Другая особенность нашего мышления состоит в том, что мы преувеличиваем ex ante вероятность события, когда оцениваем его ex post, после того как оно уже произошло[1] [2]. Ретроспективно, ex post люди склонны преувеличивать предвидимость того, что фактически произошло.
Например, когда директор компании принимает то или иное деловое решение в рамках управления компанией, оно неизбежно сопряжено с риском просчета и ошибки. Если это решение в итоге оказалось ошибочным и повлекло для компании убытки, присяжные или судья, оценивающие разумность такого решения конкретного директора, должны оценить, насколько вероятным мог и должен был казаться такой исход в момент принятия решения условному разумному директору. И здесь тот факт, что это решение реально повлекло для компании убытки и оказалось на поверку неудачным, сильно влияет на эту оценку ex ante очевидности такого развития событий. Если бы присяжных или судей спросили о вероятности неудачного исхода перед тем, как решение было принято, намного меньшее число из них оценило бы решение как очевидно неудачное и способное причинить обществу убытки, чем если им приходится судить об этом ex post, когда убытки уже возникли. Решение, которое в момент принятия представлялось бы большинству вполне разумным и оправданным с учетом доступной директору тогда информации, может впоследствии казаться стороннему наблюдателю (даже опытному предпринимателю, не говоря уже
о судьях и присяжных) очевидной глупостью на фоне знания обо всех реальных последствиях такого решения.

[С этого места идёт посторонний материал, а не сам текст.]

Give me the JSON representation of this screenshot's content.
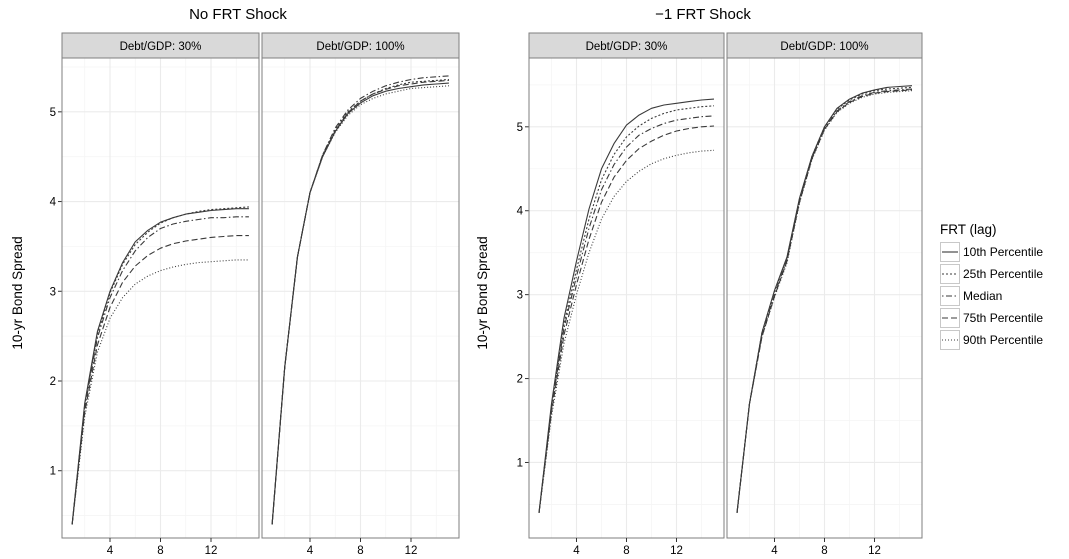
{
  "chart_data": [
    {
      "type": "line",
      "title": "No FRT Shock",
      "ylabel": "10-yr Bond Spread",
      "xlabel": "",
      "x_ticks": [
        4,
        8,
        12
      ],
      "y_ticks": [
        1,
        2,
        3,
        4,
        5
      ],
      "xlim": [
        0.2,
        15.8
      ],
      "ylim": [
        0.25,
        5.6
      ],
      "grid": true,
      "panels": [
        {
          "strip": "Debt/GDP: 30%",
          "x": [
            1,
            2,
            3,
            4,
            5,
            6,
            7,
            8,
            9,
            10,
            11,
            12,
            13,
            14,
            15
          ],
          "series": [
            {
              "name": "10th Percentile",
              "values": [
                0.4,
                1.75,
                2.55,
                3.0,
                3.32,
                3.55,
                3.68,
                3.77,
                3.82,
                3.86,
                3.88,
                3.9,
                3.91,
                3.92,
                3.92
              ]
            },
            {
              "name": "25th Percentile",
              "values": [
                0.4,
                1.73,
                2.52,
                2.98,
                3.3,
                3.52,
                3.66,
                3.76,
                3.82,
                3.86,
                3.89,
                3.91,
                3.92,
                3.93,
                3.94
              ]
            },
            {
              "name": "Median",
              "values": [
                0.4,
                1.7,
                2.48,
                2.93,
                3.23,
                3.45,
                3.6,
                3.7,
                3.75,
                3.78,
                3.8,
                3.82,
                3.82,
                3.83,
                3.83
              ]
            },
            {
              "name": "75th Percentile",
              "values": [
                0.4,
                1.65,
                2.4,
                2.82,
                3.1,
                3.28,
                3.4,
                3.48,
                3.53,
                3.56,
                3.58,
                3.6,
                3.61,
                3.62,
                3.62
              ]
            },
            {
              "name": "90th Percentile",
              "values": [
                0.4,
                1.6,
                2.32,
                2.7,
                2.93,
                3.08,
                3.17,
                3.23,
                3.27,
                3.3,
                3.32,
                3.33,
                3.34,
                3.35,
                3.35
              ]
            }
          ]
        },
        {
          "strip": "Debt/GDP: 100%",
          "x": [
            1,
            2,
            3,
            4,
            5,
            6,
            7,
            8,
            9,
            10,
            11,
            12,
            13,
            14,
            15
          ],
          "series": [
            {
              "name": "10th Percentile",
              "values": [
                0.4,
                2.15,
                3.38,
                4.1,
                4.5,
                4.78,
                4.98,
                5.1,
                5.18,
                5.23,
                5.26,
                5.28,
                5.3,
                5.31,
                5.32
              ]
            },
            {
              "name": "25th Percentile",
              "values": [
                0.4,
                2.15,
                3.38,
                4.1,
                4.52,
                4.8,
                5.0,
                5.12,
                5.2,
                5.26,
                5.3,
                5.33,
                5.34,
                5.35,
                5.36
              ]
            },
            {
              "name": "Median",
              "values": [
                0.4,
                2.15,
                3.38,
                4.1,
                4.52,
                4.82,
                5.02,
                5.15,
                5.23,
                5.29,
                5.33,
                5.36,
                5.38,
                5.39,
                5.4
              ]
            },
            {
              "name": "75th Percentile",
              "values": [
                0.4,
                2.15,
                3.38,
                4.1,
                4.51,
                4.79,
                4.99,
                5.12,
                5.2,
                5.25,
                5.29,
                5.31,
                5.33,
                5.34,
                5.35
              ]
            },
            {
              "name": "90th Percentile",
              "values": [
                0.4,
                2.15,
                3.38,
                4.1,
                4.5,
                4.77,
                4.96,
                5.08,
                5.15,
                5.2,
                5.23,
                5.26,
                5.27,
                5.28,
                5.29
              ]
            }
          ]
        }
      ]
    },
    {
      "type": "line",
      "title": "−1 FRT Shock",
      "ylabel": "10-yr Bond Spread",
      "xlabel": "",
      "x_ticks": [
        4,
        8,
        12
      ],
      "y_ticks": [
        1,
        2,
        3,
        4,
        5
      ],
      "xlim": [
        0.2,
        15.8
      ],
      "ylim": [
        0.1,
        5.82
      ],
      "grid": true,
      "panels": [
        {
          "strip": "Debt/GDP: 30%",
          "x": [
            1,
            2,
            3,
            4,
            5,
            6,
            7,
            8,
            9,
            10,
            11,
            12,
            13,
            14,
            15
          ],
          "series": [
            {
              "name": "10th Percentile",
              "values": [
                0.4,
                1.7,
                2.72,
                3.4,
                4.02,
                4.5,
                4.8,
                5.02,
                5.14,
                5.22,
                5.26,
                5.28,
                5.3,
                5.32,
                5.33
              ]
            },
            {
              "name": "25th Percentile",
              "values": [
                0.4,
                1.67,
                2.65,
                3.3,
                3.9,
                4.37,
                4.67,
                4.88,
                5.01,
                5.1,
                5.16,
                5.2,
                5.22,
                5.24,
                5.25
              ]
            },
            {
              "name": "Median",
              "values": [
                0.4,
                1.64,
                2.6,
                3.22,
                3.79,
                4.25,
                4.55,
                4.76,
                4.9,
                4.98,
                5.04,
                5.08,
                5.1,
                5.12,
                5.13
              ]
            },
            {
              "name": "75th Percentile",
              "values": [
                0.4,
                1.6,
                2.52,
                3.12,
                3.66,
                4.1,
                4.4,
                4.6,
                4.74,
                4.83,
                4.9,
                4.95,
                4.98,
                5.0,
                5.01
              ]
            },
            {
              "name": "90th Percentile",
              "values": [
                0.4,
                1.55,
                2.42,
                3.0,
                3.5,
                3.9,
                4.17,
                4.35,
                4.47,
                4.56,
                4.62,
                4.66,
                4.69,
                4.71,
                4.72
              ]
            }
          ]
        },
        {
          "strip": "Debt/GDP: 100%",
          "x": [
            1,
            2,
            3,
            4,
            5,
            6,
            7,
            8,
            9,
            10,
            11,
            12,
            13,
            14,
            15
          ],
          "series": [
            {
              "name": "10th Percentile",
              "values": [
                0.4,
                1.7,
                2.55,
                3.05,
                3.45,
                4.15,
                4.65,
                5.0,
                5.22,
                5.33,
                5.4,
                5.44,
                5.47,
                5.48,
                5.49
              ]
            },
            {
              "name": "25th Percentile",
              "values": [
                0.4,
                1.7,
                2.55,
                3.04,
                3.44,
                4.14,
                4.65,
                5.0,
                5.21,
                5.32,
                5.39,
                5.43,
                5.45,
                5.46,
                5.47
              ]
            },
            {
              "name": "Median",
              "values": [
                0.4,
                1.7,
                2.52,
                3.0,
                3.42,
                4.12,
                4.63,
                4.98,
                5.19,
                5.3,
                5.37,
                5.41,
                5.43,
                5.44,
                5.45
              ]
            },
            {
              "name": "75th Percentile",
              "values": [
                0.4,
                1.7,
                2.5,
                2.98,
                3.4,
                4.1,
                4.62,
                4.97,
                5.18,
                5.29,
                5.36,
                5.4,
                5.42,
                5.43,
                5.44
              ]
            },
            {
              "name": "90th Percentile",
              "values": [
                0.4,
                1.7,
                2.5,
                2.97,
                3.38,
                4.09,
                4.61,
                4.96,
                5.17,
                5.28,
                5.35,
                5.39,
                5.41,
                5.42,
                5.43
              ]
            }
          ]
        }
      ]
    }
  ],
  "legend": {
    "title": "FRT (lag)",
    "placement": "right",
    "items": [
      {
        "label": "10th Percentile",
        "linetype": "solid"
      },
      {
        "label": "25th Percentile",
        "linetype": "dotted"
      },
      {
        "label": "Median",
        "linetype": "dotdash"
      },
      {
        "label": "75th Percentile",
        "linetype": "dashed"
      },
      {
        "label": "90th Percentile",
        "linetype": "fine-dotted"
      }
    ]
  },
  "colors": {
    "line": "#3a3a3a",
    "strip_fill": "#d9d9d9",
    "strip_border": "#7f7f7f",
    "grid_major": "#ebebeb",
    "grid_minor": "#f5f5f5",
    "panel_border": "#7f7f7f"
  }
}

Аналогичная ситуация возникает и при рассмотрении деликтных исков или исков о привлечении к ответственности за врачебную ошибку, в рамках которых судья (в некоторых странах — присяжные) должен оценить, вел ли ответчик себя неосторожно. Та же проблема возникает и тогда, когда судье при определении добросовестности контрагента в рамках оспаривания сделки, совершенной директором общества с превышением своих полномочий или без необходимых согласований, а также при виндикации вещей, приобретенных у неуправомоченного отчуждателя, необходимо ретроспективно оценить, должен ли был ответчик, действуя разумно и осмотрительно, догадываться о наличии соответствующих правовых пороков (превышении полномочий или отсутствии титула собственника у отчуждателя). Ретроспективный взгляд склонен искажать реальную картину событий и подспудно завышать применимый стандарт должной заботливости и осмотрительности.
Аналогичная проблема проявляет себя при рассмотрении судом споров, в которых встает вопрос об освобождении должника от ответственности в связи с непреодолимой силой или вопрос о расторжении договора в связи с существенным изменением обстоятельств. В обоих случаях суд должен оценить, насколько возникшие на пути исполнения договора препятствия или изменение обстоятельств могли быть предвидимы соответствующей стороной (этого требуют п. 3 ст. 401 и ст. 451 ГК РФ). Но когда такая оценка дается ретроспективно, она неизбежно искажается. Судье часто может казаться, что соответствующие препятствия или изменение обстоятельств могли быть предвидимы лицом куда чаще, чем это соответствует объективной реальности принятых стандартов деловой практики, только лишь потому, что к моменту рассмотрения спора эти обстоятельства фактически наступили.
Это искажение нашего сознания в литературе по поведенческой экономике принято называть искажением ретроспективного взгляда (hindsight bias)1. В России по этому поводу говорят, что «задним умом мы все крепки».
[1] Behavioral Law and Economics / Ed. by C.R. Sunstein. Cambridge University Press, 2000. P. 27-29.
[2] The Oxford Handbook of Behavioral Economics and the Law / Ed. by E. Zamir, D. Tei- chman. Oxford University Press, 2014. P. 354 ff.; Rachlinski J.J. A Positive Psychological Theory of Judging in Hindsight // Behavioral Law and Economics / Ed. by C.R. Sunstein. Cambridge University Press, 2000. P. 95 ff.